認知能力に問題がないといつから錯覚していた?
ケーキの切れない非行少年たち
丸いケーキがあったとして「ケーキを等しく3つに切り分けてください。」と言われたらどんな風に切り分けるでしょうか?
正確でないにしても、だいたい3等分に切り分けることができるでしょう。
でもそれが出来なかったのが少年院に入っている少年少女たち。
本の帯にもありますが、ケーキを上下半分に切り分けて下半分を更に半分にする…などの思っても見ない切り分け方をするのです。
なぜこういった切り分け方をするのか。
これは彼ら彼女らがふざけてやっているのではなく、本気で考えてそうなっているのです。
少年院にいる子どもたちの認知能力が軽度の知的障害レベルいうとに気づいた著者は愕然とします。

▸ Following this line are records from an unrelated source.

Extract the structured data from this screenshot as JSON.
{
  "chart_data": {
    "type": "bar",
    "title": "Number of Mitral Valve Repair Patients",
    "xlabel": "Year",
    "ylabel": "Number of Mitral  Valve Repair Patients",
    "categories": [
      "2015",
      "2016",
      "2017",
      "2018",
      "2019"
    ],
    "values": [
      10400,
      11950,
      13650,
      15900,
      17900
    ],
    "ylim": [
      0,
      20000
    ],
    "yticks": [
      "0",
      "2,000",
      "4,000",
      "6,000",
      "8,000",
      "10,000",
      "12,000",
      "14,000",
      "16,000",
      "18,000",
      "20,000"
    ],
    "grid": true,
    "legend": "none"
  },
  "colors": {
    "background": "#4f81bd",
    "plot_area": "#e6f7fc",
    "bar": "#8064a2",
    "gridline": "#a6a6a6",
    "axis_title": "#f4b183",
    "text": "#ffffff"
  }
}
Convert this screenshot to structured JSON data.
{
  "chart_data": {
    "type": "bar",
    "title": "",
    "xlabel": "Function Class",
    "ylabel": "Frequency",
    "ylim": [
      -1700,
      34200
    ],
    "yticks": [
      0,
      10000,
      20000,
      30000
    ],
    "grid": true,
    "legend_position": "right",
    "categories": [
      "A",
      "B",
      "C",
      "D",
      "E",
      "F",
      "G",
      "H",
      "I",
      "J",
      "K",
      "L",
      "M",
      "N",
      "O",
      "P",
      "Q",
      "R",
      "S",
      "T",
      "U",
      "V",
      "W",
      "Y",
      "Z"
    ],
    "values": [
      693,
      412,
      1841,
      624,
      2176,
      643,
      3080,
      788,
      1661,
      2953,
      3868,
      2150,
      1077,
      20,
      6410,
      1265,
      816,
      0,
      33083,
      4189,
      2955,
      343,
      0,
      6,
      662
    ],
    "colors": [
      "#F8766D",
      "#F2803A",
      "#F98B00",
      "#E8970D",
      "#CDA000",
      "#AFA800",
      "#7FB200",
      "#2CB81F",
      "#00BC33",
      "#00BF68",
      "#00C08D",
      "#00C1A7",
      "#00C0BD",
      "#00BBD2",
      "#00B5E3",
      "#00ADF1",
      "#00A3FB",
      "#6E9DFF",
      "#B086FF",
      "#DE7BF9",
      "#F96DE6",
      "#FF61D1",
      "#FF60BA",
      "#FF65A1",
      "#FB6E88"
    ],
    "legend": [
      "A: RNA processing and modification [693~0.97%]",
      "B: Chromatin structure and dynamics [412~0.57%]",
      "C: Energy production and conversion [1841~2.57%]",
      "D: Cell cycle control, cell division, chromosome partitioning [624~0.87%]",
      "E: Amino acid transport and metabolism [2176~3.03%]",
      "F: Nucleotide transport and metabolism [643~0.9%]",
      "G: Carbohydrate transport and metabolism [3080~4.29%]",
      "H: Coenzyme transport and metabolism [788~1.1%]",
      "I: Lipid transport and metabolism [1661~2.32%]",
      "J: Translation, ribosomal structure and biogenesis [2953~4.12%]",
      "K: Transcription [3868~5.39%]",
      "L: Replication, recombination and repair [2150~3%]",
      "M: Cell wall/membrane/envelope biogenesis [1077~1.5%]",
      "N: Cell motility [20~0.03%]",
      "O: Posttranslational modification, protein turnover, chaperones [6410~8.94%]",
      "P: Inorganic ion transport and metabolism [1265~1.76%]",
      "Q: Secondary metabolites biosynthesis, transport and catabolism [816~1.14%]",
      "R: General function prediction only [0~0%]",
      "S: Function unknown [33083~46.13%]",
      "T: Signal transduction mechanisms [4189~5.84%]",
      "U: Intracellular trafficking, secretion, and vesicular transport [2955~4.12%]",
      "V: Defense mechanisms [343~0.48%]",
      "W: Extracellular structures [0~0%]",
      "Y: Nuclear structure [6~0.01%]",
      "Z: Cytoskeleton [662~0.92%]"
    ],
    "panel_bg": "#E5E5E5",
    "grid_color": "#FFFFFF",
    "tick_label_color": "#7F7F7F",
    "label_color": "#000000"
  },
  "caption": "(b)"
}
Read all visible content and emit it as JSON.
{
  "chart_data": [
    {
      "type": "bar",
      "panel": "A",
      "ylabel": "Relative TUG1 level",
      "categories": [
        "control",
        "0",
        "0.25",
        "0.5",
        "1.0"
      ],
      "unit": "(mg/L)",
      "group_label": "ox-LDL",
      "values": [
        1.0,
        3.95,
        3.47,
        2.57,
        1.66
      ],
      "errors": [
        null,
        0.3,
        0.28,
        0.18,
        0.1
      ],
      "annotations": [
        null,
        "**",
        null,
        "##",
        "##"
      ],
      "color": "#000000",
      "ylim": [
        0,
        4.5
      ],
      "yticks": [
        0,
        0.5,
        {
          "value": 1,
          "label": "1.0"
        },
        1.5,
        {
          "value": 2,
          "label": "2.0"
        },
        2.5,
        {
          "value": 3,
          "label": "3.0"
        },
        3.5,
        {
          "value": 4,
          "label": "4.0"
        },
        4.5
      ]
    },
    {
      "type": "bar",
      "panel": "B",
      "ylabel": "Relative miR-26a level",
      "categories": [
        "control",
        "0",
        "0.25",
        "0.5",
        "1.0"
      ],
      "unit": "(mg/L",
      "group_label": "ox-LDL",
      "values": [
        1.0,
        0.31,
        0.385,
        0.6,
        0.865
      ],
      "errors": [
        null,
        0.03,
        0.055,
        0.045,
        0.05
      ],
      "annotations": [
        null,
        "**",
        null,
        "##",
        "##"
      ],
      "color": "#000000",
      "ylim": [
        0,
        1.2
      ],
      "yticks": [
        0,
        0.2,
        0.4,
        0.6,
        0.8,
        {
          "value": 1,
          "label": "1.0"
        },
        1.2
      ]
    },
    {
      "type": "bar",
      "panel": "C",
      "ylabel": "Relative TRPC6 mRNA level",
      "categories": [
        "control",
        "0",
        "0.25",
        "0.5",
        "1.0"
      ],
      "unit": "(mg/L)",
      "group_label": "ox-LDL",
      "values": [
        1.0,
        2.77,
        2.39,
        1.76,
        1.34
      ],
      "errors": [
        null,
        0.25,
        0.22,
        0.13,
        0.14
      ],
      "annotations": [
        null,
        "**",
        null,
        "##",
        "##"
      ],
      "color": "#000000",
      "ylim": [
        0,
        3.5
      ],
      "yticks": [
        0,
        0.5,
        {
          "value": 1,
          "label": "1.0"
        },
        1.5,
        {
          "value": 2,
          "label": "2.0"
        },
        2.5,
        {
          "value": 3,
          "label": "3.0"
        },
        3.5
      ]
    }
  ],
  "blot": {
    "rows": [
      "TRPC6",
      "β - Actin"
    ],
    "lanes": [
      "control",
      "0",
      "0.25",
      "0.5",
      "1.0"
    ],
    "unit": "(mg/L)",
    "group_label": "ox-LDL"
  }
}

なぜなら少年院で行われている矯正プログラムは「認知機能という能力に問題がないこと」が前提として考えられていたからです。
認知能力に問題がある彼らに対して一体どういう支援ができるのか。
今ある教育にどのような問題があり、どうして非行少年を生んでしまうのか。
現場の人間が記した言葉には重みがありました。
教育の敗北
この本に出てきた印象的な言葉が”教育の敗北”という言葉です。子どもが少年院に行くということは”教育の敗北”だと言うのです。
少年院に行く少年少女たちは、いきなり非行に走るわけではありません。
少なくとも義務教育を小中学校の9年間を受けているのですから、非行に走る前に気づいてあげるということが出来たはずなのでは?と考えてしまいます。
少年院の少年がとある図形を模写するように指示を受けました。
図形は多少複雑ではありますが、難しい課題ではありません。
ですが少年が模写した図形はお手本とは似ても似つかないグチャグチャの図形だったのです。
このような少年はどんな風に世界が見えているのでしょうか。漢字を正しく読み書きできるのでしょうか。学校の勉強についていけるのでしょうか。
学校を爪弾きになった少年が非行に走り、行き着いた少年院でも能力に適さない矯正を受けますが、そのプログラムが彼らのレベルに適していないので結局また少年院に戻ってきてしまいます。
成人になってしまえば刑務所です。
納税者として国家に貢献してほしいのに、結局は税金で生かされているだけの受刑者となってしまうのです。これを教育の敗北と言わずして何というのでしょうか?
被害者が被害者を生む
非行に走ってしまった子どもたちは、いきなり非行に走るわけではありません。
認知能力の低さから学校の教育についていけなかったりして、いじめの対象となってしまうのです。
そして、そのいじめのストレスで非行に走ったというケースが非常に多いのだそうです。
この本の調査によれば、性加害者の95%はいじめ被害にあっており、
「まさに被害者が新たな被害者を生んでいた」
ということになっています。
関連する本
この本の中によく出てきたのが「反省させると犯罪者になります」という本。
非行少年が、「反省できるだけでも上等ではないか」とすら言われています。
反省以前に自分が行ったことが全く理解できていない、認知できていないということです。
子供に関する本では「AI vs 教科書が読めない子どもたち」という本も関係があるかと思いました。
こちらは認知能力については語られていないのですが、本来ならば人間のほうが優れているとされている読解力などがAIによって覆されつつあるという本です。
この本を読んでみて
非行に走る子どものIQレベルは軽度の知的障害なのでは?と思うようになりました。
実際に本の後半で、何を基準として知的障害者とするべきかという議論にも発展しています。
知能を押しなべて数値化したIQなどではあまり有効ではなく、実際にはある能力だけが著しく劣っているなどがあるそうです。
本当は支援が必要なのに支援を受けられていない知的障害の子どもたちが実はまだまだいるのではないかと著者は危惧しています。
教育に携わる大人たちが如何に早く気付けるかが大切です。
軽度の知的障害とはい言え、正しい処置を経れば普通の生活は可能だといいます。
少年院での授業中、あまりにも荒れた少年がいたので、教卓に立たせて授業をさせたことがあったそうです。
著者は「こんなに授業は大変なんだぞ」と言うことを教えるためのお仕置きのつもりだったのですが、他の少年たちが「僕もやりたい」と次々と志願してきたのです。
非行少年たちは「頼りにされたい」「人に教えてみたい」という気持ちはずっと持っていたのです。
そういった気持に気づけず、少年院で初めて気づくというのはやはり”教育の敗北”ということなのかもしれません。